No final decision has been made yet, but Western Europe (Germany or another “pro-EV” country) remains a potential site if BYD’s European sales continue to surge. - Other Regions: In the Americas, BYD has operated an electric bus assembly plant in Lancaster, California since 2013, producing e-buses for U.S. transit agencies.
This facility sources BYD battery packs (LFP) shipped from China for installation in buses. Due to U.S. policy (e.g. IRA requirements and restrictions on Chinese batteries), BYD’s direct expansion in the U.S. passenger car market is currently on hold. Instead, BYD is focusing on markets with more open conditions, such as Latin America.
BYD has become a top EV seller in countries like Brazil, Colombia, and Chile, and it’s possible the company might consider local assembly there in the future as volumes grow.
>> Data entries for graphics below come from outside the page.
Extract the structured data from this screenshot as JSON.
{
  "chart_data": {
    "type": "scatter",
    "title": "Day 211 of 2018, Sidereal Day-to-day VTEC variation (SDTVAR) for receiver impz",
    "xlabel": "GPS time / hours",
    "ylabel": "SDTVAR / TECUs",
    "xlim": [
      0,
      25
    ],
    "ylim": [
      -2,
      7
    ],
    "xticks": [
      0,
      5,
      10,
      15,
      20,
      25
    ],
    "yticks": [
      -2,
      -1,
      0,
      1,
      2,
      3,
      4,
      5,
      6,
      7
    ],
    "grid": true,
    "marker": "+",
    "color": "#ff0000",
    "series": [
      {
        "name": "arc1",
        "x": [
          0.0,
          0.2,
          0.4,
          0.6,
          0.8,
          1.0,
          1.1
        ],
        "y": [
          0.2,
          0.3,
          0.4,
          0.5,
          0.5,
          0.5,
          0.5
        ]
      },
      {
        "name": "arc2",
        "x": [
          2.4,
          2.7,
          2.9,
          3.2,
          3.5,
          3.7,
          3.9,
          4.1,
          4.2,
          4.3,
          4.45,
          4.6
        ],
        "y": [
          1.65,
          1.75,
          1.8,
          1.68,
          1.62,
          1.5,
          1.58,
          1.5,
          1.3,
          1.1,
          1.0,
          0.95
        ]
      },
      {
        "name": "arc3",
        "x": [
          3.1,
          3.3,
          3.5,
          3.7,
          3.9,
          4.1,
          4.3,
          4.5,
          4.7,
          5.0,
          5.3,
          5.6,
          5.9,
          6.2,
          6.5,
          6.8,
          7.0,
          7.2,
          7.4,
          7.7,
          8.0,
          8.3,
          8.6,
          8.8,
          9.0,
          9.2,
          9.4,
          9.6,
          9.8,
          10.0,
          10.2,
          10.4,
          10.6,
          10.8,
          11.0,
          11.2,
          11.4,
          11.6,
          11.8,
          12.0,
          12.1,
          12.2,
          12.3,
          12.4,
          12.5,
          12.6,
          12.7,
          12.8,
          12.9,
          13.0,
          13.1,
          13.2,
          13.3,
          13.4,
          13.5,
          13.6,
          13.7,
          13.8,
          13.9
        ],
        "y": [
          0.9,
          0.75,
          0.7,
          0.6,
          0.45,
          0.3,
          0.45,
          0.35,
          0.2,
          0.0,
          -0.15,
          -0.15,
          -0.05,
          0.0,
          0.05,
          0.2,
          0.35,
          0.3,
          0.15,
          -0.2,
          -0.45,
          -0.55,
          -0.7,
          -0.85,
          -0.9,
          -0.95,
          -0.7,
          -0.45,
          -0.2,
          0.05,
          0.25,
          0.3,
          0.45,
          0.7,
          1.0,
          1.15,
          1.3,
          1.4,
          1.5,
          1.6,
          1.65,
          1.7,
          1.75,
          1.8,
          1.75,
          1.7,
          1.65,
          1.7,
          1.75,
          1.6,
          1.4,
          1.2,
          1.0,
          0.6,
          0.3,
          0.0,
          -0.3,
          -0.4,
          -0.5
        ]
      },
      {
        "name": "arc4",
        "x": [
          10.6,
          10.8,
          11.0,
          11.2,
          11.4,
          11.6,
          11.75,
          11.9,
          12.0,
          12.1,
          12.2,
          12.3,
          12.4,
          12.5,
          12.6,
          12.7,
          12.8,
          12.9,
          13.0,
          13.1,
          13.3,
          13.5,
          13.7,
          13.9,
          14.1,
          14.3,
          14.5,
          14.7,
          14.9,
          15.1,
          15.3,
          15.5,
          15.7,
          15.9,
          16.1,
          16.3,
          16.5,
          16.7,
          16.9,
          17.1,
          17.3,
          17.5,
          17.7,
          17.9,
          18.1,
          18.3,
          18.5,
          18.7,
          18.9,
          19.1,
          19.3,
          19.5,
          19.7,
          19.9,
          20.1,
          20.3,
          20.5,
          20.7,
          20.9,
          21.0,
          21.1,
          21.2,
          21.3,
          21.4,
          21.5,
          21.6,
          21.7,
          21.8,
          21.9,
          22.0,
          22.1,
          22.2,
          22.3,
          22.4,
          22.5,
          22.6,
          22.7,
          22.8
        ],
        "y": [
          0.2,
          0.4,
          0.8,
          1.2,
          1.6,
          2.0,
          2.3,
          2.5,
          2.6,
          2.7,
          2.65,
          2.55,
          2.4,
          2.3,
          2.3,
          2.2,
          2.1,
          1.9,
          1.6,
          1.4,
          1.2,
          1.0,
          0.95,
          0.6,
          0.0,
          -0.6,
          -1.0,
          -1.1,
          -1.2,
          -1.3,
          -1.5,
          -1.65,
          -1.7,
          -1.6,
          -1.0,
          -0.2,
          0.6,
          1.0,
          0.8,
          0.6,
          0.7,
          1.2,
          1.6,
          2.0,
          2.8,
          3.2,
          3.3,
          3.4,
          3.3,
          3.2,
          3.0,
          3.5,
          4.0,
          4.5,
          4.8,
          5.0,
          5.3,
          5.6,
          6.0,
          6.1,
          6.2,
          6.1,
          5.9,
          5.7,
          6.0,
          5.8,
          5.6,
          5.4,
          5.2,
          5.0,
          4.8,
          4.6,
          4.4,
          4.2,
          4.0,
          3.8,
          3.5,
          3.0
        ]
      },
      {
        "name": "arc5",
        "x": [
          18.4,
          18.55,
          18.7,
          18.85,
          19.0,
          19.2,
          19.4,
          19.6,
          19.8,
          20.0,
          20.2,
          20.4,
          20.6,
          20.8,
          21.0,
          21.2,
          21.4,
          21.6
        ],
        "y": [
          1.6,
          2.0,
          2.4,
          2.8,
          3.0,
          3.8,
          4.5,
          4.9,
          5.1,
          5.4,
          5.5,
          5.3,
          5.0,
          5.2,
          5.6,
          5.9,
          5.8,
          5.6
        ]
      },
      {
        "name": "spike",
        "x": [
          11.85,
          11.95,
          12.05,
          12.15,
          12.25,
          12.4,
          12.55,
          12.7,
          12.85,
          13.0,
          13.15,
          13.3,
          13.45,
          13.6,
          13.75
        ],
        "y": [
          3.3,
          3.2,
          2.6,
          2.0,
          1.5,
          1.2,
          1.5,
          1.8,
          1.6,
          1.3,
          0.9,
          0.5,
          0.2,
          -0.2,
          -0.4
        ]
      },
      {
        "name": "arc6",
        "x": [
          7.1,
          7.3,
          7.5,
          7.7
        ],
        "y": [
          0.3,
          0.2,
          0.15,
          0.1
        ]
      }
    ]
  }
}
Likewise, BYD and its partners have eyed India and other South Asian markets for potential assembly plants, though plans have not materialized yet.
In summary, BYD’s manufacturing strategy involves maintaining a strong production base in China (to leverage economies of scale and the local supply chain), while selectively setting up overseas facilities for vehicle assembly and potentially battery pack assembly.
This approach helps it tackle tariffs and better serve local markets. As a result, BYD can ramp up global output quickly: the company is reportedly prepared to scale to 5–6 million vehicle sales in 2025 (as hinted by guidance of 3–3.6 million in the first half), and its expanding factory network is a cornerstone of this growth plan.